Detecting Data Anomalies In Your Data
- 1 minThis project is still in an alpha phase…and I do hope it gets to a point where this can be shared, used, poked at, prodded, and improved.
What? The Data Anomaly Detection Tool(“DAD Tool”) is a tool that can assess data for abnormalities at scale.
Why? Newly generated data can be difficult to trust. Every situation is unique and some organizations are going to struggle more than others. Generally speaking, an organization that consumes a lot of unstructured data is going to have a more challenging time trusting the data it consumes. With that in mind, we want tools that can improve our ability to trust our data.
How? The DAD Tool was created using python, Flask, and AWS…for the most part.
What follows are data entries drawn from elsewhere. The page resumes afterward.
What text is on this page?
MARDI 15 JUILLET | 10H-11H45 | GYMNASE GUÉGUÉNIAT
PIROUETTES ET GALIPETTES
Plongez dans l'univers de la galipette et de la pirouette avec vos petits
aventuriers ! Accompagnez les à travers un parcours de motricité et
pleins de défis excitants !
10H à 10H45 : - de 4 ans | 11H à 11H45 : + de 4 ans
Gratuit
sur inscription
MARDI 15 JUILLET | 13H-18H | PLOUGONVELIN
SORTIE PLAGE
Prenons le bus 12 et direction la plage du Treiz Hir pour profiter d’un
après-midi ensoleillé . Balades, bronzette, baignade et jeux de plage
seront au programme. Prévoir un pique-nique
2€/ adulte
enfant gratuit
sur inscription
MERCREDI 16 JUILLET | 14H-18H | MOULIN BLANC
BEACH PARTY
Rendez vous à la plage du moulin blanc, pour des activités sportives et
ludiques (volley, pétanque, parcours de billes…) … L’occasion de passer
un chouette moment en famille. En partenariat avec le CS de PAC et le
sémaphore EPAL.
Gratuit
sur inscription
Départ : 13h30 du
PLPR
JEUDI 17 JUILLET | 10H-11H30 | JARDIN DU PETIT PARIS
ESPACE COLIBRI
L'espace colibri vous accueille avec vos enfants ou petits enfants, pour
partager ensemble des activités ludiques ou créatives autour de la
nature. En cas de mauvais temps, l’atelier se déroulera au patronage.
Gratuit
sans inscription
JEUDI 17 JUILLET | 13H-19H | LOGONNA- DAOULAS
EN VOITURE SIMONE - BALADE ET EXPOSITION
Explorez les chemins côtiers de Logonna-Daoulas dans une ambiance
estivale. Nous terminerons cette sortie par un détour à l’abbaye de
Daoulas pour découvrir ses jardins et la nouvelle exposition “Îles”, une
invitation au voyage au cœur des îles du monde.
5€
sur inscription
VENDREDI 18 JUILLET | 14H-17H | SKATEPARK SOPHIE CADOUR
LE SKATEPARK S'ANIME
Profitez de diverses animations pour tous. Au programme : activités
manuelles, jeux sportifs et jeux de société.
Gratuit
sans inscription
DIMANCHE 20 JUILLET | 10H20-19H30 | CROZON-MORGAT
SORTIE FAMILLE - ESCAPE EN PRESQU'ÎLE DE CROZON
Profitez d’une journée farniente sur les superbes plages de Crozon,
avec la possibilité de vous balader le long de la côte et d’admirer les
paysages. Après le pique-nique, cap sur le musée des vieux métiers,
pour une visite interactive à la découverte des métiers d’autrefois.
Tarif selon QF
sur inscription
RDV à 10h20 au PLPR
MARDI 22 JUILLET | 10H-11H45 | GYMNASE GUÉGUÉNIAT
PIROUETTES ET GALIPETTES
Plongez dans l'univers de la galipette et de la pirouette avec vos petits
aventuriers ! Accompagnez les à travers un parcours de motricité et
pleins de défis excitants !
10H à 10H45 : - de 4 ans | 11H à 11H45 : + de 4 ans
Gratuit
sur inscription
What else? Here’s a deck that was created to describe the tool: https://www.slideshare.net/iblaine/using-airflow-for-tools-development
What’s interesting about the DAD Tool is how the architecture uses lightweight Python classes for the math behind the statistics, takes advantage of databases to do the heavy lifting of transporting data and uses Airflow as part of the backend. All that is a longer conversation, but basically the DAD Tool aggregates statistical requirements, leverages Airflow as an outsourced orchestration tool, and simplifies the execution of tests for users. With a few clicks, new tests can be added to assess every column of every table in a schema.